Das Kraftwerk war mit einem Generator und einem Dynamo zur Erzeugung von Gleichstrom ausgestattet. Angetrieben wurde es von zwei Francis-Turbinen, die bei einer Duchflussmenge von24 m³/s eine Leistung von 225 kW erreichten. Die Wasserkraft wurde über ein kombiniertes Zahnradgetriebe auf vertikal montierte Generatoren mit einer Leistungsaufnahme von 240 kVA übertragen. In den 1930er Jahren überschritt die ursprünglich installierte Ausrüstung die geplante Lebensdauer; außerdem stellte sich im Laufe der Zeit heraus, dass das Kraftwerk nicht so effizient war, wie es angenommen wurde.
Der tschechische Maschinenhersteller ČKD entwickelte daher mehrere Modernisierungsvarianten, wobei der Schutz der Pfeiler der Mährischen Brücke vor Beschädigungen im Vordergrund steht. Obwohl die Durchflussmenge gleich blieb, erhöhte sich die Leistung des Kraftwerks nach Installation einer neuen Kaplan-Turbine. Nun konnten 125.000 kWh mehr Strom pro Jahr erzeugt werden. Der Wiederaufbau des Kraftwerks ging zügig voran und im Jahr 1938 wurde die Modernisierung abgeschlossen. Nach dem Zweiten Weltkrieg mussten auch die Wehrkörper erneuert werden. Die vorhandenen Schleusentore waren bereits sehr unzuverlässig, sie hätten längst ausgetauscht werden sollen, im Winter waren sie unbrauchbar und ihr Betrieb gefährlich. Im Jahr 1951 begann man mit der Renovierung. Um die Stützpfeiler der Brücke Moravský most besser zu schützen und einzelne Teile von Wehr und Brücke voneinander zu trennen, wurden drei modernistische Wassertürme vor den bestehenden Pfeilern der Brücke errichtet, zwischen denen moderne Walzenverschlüsse angebracht waren. Bedient wurden sie direkt in den Türmen; sie konnten von Deck aus über Treppen erreicht werden. Eine sehr ähnliche architektonische Gestaltung der modernistischen Schleusentürme wurde auch beim Bau von Wehreinsätzen an den Dämmen Kružberk und Těrlicko in Nordmähren verwendet, deren Bau zur gleichen Zeit erfolgte.

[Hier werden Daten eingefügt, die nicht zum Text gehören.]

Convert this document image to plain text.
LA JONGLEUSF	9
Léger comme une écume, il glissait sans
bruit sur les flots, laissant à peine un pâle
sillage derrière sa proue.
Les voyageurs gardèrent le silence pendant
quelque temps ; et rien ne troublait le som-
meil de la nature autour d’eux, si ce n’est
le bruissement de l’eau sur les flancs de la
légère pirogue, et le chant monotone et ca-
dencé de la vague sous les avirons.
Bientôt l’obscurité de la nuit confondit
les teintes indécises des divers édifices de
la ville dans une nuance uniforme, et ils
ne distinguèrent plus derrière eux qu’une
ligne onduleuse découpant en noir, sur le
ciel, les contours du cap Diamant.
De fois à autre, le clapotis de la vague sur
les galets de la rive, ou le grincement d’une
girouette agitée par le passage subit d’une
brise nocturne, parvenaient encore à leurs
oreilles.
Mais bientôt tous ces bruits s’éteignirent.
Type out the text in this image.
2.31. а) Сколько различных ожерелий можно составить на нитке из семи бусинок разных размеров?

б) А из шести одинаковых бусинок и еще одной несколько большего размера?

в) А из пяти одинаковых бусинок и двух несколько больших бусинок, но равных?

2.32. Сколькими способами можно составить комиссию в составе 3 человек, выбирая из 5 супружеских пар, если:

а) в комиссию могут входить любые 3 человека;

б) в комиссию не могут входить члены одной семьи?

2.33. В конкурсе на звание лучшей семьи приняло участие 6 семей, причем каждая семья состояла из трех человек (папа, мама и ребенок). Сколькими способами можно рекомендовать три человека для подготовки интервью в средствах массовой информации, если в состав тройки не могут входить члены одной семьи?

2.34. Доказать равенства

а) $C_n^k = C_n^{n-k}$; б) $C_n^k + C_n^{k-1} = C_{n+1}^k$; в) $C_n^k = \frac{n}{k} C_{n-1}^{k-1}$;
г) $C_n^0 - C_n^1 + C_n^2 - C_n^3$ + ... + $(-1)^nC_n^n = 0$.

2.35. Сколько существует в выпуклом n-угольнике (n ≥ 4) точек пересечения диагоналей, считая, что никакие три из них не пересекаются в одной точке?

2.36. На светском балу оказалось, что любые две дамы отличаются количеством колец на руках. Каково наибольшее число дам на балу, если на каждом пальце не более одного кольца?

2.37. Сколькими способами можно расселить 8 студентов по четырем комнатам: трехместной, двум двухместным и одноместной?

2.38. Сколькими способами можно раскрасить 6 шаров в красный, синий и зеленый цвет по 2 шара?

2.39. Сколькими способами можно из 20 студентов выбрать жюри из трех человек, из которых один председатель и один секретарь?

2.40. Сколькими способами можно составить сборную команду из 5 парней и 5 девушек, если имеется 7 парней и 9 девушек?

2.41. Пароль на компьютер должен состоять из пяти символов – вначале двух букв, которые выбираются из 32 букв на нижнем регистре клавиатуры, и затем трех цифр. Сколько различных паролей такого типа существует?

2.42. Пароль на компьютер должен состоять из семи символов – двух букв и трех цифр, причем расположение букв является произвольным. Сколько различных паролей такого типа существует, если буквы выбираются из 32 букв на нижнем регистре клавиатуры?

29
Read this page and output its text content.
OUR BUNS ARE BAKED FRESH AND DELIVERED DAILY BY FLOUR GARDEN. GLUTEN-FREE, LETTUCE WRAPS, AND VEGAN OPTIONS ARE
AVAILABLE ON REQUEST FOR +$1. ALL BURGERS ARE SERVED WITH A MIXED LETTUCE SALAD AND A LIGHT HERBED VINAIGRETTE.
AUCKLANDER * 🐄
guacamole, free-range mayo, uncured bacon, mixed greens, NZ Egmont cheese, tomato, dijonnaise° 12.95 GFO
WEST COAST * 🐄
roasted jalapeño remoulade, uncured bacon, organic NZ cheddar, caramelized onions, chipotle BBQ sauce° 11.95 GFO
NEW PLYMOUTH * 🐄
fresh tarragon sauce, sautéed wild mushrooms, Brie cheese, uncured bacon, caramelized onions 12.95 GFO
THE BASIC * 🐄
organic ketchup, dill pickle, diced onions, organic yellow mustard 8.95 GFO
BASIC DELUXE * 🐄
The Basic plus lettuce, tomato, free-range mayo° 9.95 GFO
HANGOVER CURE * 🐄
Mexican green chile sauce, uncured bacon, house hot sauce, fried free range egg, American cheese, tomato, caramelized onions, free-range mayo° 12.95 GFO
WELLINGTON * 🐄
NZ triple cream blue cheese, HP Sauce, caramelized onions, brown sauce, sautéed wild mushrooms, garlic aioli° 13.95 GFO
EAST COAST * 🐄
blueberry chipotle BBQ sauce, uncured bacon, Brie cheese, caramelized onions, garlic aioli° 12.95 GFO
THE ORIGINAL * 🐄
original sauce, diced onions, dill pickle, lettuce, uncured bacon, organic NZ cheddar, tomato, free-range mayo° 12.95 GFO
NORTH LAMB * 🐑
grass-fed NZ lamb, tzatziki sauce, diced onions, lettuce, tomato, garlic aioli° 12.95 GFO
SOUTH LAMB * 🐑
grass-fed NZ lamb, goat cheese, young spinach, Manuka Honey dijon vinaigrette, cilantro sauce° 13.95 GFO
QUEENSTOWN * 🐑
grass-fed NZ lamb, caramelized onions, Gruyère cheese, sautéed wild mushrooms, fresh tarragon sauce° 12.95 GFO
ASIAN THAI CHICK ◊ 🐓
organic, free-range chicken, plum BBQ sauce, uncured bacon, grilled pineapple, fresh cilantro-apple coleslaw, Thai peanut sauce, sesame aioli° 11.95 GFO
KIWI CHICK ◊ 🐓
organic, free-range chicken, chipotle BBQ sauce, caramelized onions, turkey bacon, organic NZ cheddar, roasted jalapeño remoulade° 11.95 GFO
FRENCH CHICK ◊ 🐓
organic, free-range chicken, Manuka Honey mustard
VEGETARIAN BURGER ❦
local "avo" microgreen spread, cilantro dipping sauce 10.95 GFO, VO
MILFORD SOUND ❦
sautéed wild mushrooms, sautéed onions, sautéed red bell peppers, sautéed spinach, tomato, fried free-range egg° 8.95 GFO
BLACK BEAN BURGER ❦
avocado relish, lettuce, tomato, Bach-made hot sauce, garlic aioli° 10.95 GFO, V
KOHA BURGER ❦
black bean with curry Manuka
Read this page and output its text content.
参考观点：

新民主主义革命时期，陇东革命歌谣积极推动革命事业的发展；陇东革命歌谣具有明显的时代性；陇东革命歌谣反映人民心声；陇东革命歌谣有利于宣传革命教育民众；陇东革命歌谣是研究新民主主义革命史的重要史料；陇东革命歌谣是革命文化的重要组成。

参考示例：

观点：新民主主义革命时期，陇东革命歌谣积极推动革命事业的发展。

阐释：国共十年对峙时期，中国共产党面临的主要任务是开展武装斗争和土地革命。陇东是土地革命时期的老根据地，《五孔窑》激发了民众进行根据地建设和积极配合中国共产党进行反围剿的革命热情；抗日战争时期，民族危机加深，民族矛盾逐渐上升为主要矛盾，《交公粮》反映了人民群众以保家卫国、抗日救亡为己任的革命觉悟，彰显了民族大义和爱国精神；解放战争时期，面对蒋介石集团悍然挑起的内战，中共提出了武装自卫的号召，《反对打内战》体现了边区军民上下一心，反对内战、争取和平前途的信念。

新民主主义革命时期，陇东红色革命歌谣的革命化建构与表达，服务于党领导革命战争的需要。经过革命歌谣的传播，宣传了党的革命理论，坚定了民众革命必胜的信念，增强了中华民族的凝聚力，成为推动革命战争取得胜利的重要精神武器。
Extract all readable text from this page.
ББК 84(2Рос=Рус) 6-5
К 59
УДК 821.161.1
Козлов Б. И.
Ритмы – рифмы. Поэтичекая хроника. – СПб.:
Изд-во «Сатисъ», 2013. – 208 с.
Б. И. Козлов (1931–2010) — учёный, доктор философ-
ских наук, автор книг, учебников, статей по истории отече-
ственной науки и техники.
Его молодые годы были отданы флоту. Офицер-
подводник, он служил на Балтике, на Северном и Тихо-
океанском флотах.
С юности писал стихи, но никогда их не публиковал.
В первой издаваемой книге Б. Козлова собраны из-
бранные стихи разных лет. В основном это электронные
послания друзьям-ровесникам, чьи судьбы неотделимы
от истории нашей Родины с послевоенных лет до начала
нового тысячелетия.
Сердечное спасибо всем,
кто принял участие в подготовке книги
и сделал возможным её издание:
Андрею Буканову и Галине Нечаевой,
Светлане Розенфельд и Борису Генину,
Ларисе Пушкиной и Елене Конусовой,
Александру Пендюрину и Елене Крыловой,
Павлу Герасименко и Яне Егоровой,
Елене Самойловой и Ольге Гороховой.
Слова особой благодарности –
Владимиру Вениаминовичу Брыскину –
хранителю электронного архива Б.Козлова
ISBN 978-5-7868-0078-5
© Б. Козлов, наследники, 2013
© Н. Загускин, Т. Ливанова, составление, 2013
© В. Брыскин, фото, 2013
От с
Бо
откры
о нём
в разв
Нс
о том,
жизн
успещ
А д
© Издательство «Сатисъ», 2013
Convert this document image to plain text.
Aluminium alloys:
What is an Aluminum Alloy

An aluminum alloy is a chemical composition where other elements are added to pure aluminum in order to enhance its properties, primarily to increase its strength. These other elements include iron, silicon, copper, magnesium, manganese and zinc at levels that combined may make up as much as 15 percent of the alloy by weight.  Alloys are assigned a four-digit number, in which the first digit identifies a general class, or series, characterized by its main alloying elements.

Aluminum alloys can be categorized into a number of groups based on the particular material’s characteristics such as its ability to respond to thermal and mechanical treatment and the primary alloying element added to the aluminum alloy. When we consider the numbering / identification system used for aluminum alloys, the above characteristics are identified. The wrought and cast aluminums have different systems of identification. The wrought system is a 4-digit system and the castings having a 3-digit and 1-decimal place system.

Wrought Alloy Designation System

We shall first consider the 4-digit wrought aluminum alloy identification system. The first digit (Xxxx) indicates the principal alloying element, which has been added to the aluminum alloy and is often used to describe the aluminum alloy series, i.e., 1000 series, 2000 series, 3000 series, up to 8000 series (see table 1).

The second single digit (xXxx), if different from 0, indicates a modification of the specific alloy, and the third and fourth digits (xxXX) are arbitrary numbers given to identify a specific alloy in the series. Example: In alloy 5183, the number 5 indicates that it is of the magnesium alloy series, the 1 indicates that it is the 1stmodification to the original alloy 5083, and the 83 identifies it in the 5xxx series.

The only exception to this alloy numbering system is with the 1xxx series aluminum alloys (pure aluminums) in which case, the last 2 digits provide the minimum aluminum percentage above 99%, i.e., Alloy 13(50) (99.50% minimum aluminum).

Die Anlage und ihre Ausstattung entsprachen den ursprünglichen Erwartungen weder bei Inbetriebnahme noch nach der Modernisierung in den 1930er und 1940er Jahren. Verschiedene Fehler und Mängel sind darauf zurückzuführen, dass es eines der ersten dieser Art auf dem Gebiet der Niederdruckwasserkraft war. Erkenntnisse aus dem Betreib hat man später in anderen Projekten verwenden können. Seit den 1950er Jahren arbeitet die Anlage ohne größere Unterbrechungen oder Änderungen. Derzeit befindet sie sich im Eigentum der Firma 1. elektrárenská s.r.o. und funktioniert immer noch als Stromerzeuger und Pumpstation des städtischen Wasserwerks; die Räumlichkeiten werden vom Servicepersonal genutzt.
Ondřej Tomický
Das Wasserkraftwerk an der Orlice ist unter der Nummer ÚSKP 29446/6-4538 als denkmalgeschützte Immobilie eingetragen und befindet sich im denkmalgeschützten Teil der Stadt Hradec Králové.